Amendement (sans numéro) — ARTICLE 4
Dispositif
Supprimer l’alinéa 7.
Exposé sommaire
Les alinéas 5 à 7 de l'article 4 rétablisent les durées maximales d'interdiction administrative de stade (IAS) à ving-quatre mois, portées à trente-six mois en cas de réitération, qui prévalaient avant la loi n° 2023-380 du 19 mai 2023 en effaçant le travail accompli légitimement pour tirer toutes les conséquences du rapport Houlié / Buffet de 2020.
Pourtant, la loi du 19 mai 2023 relative aux Jeux Olympiques et Paralympiques de rectifier un
certain nombre d’errements législatifs en tirant les conséquences du pouvoir excessif confié au
titulaire de la police administrative en établissant une peine complémentaire d’interdiction judiciaire
de stade prononcé systématiquement à l’encontre des auteurs d’infractions et en encadrant
davantage le champ d’application, la durée et le cumul des interdictions administratives de stade
avec une mesure judiciaire afin que ces IAS demeurent strictement nécessaires et proportionnées.
Comme l’atteste le rapport du Sénat, le Ministre de l’Intérieur n’a produit aucun élément justifiant
la remise en cause du dispositif adopté en 2023 alors même que celui repose sur un travail
d’évaluation parlementaire salué par de très nombreux acteurs du secteur. Il apparaît qu’aucun
supporter qui a fait l’objet d’une interdiction administrative de stade de 12 mois aurait été convoqué à une audience pénale au-delà de cette durée Par ailleurs, il apparaît qu’aucun supporter qui a fait l’objet d’une interdiction administrative de stade de 12 mois aurait commis la moindre infraction ou le moindre trouble grave à l’ordre public durant les 12 mois suivants. Par conséquent, une telle extension d’une restriction de libertés fondamentales (d’autant plus lourde que l’article 4 entend systématiser le pointage au commissariat) n’est fondée sur aucune nécessité
publique.
En outre, le rapport d’information de l’Assemblée nationale du 11 février 2026 est explicite : ni la
DNLH ni l’Assemblée nationale n’estiment opportune une telle modification. Défaire en quelques semaines, dans un texte fourre-tout, ce qui a été élaboré durant de longues années avec les associations et les pouvoirs publics (et l’avis favorable du gouvernment en 2023 !) constitue une faute méthodologique grave, de nature à miner durablement la confiance entre les pouvoirs publics et les associations de supporters autant d’un contresens déplorable.

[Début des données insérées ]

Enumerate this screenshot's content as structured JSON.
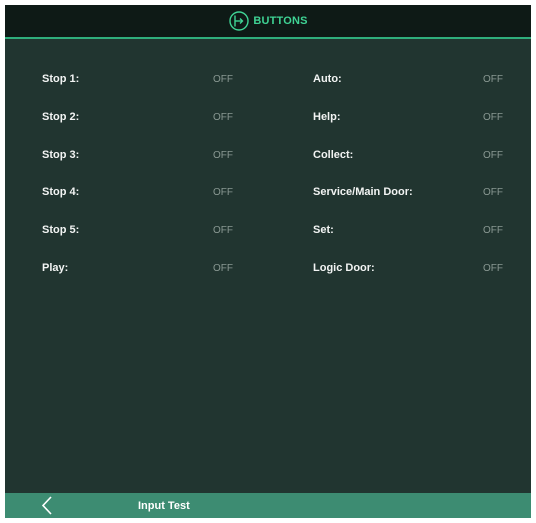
{
  "header": {
    "title": "BUTTONS",
    "icon": "buttons-icon",
    "accent_color": "#3fd394"
  },
  "buttons_left": [
    {
      "label": "Stop 1:",
      "state": "OFF"
    },
    {
      "label": "Stop 2:",
      "state": "OFF"
    },
    {
      "label": "Stop 3:",
      "state": "OFF"
    },
    {
      "label": "Stop 4:",
      "state": "OFF"
    },
    {
      "label": "Stop 5:",
      "state": "OFF"
    },
    {
      "label": "Play:",
      "state": "OFF"
    }
  ],
  "buttons_right": [
    {
      "label": "Auto:",
      "state": "OFF"
    },
    {
      "label": "Help:",
      "state": "OFF"
    },
    {
      "label": "Collect:",
      "state": "OFF"
    },
    {
      "label": "Service/Main Door:",
      "state": "OFF"
    },
    {
      "label": "Set:",
      "state": "OFF"
    },
    {
      "label": "Logic Door:",
      "state": "OFF"
    }
  ],
  "footer": {
    "back_icon": "chevron-left-icon",
    "label": "Input Test"
  },
  "colors": {
    "background": "#213530",
    "header_background": "#0e1a16",
    "footer_background": "#3d8c72",
    "label_text": "#f2f4f3",
    "state_text": "#8a9993"
  }
}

Au surplus, nous entendons ici rappeler qu’une interdiction administrative de stade est prononcée
par le préfet sans intervention préalable d’un juge, sans que la personne à l’encontre de laquelle elle est adoptée puisse accéder à son dossier avant le prononcé de la mesure, et partant sans procédure contradictoire. Dans de telles circonstances, 75% des IAS contestées devant le juge administratif sont annulées, un taux remarquablement elevé en comparaison avec l’ensemble du contentieux administratif du recours pour excès de pouvoir (9% d’amission des requêtes).
En doublant la durée maximale des IAS, en élargissant leur périmètre géographique et temporel jusqu’à quarante-huit heures consécutives, en étendant leur champ à des faits relevant de la seule qualification pénale, et assouplissant les conditions du pointage, les dispositions de l’article en question restaurerait tous les écueils de telles mesures de police administrative.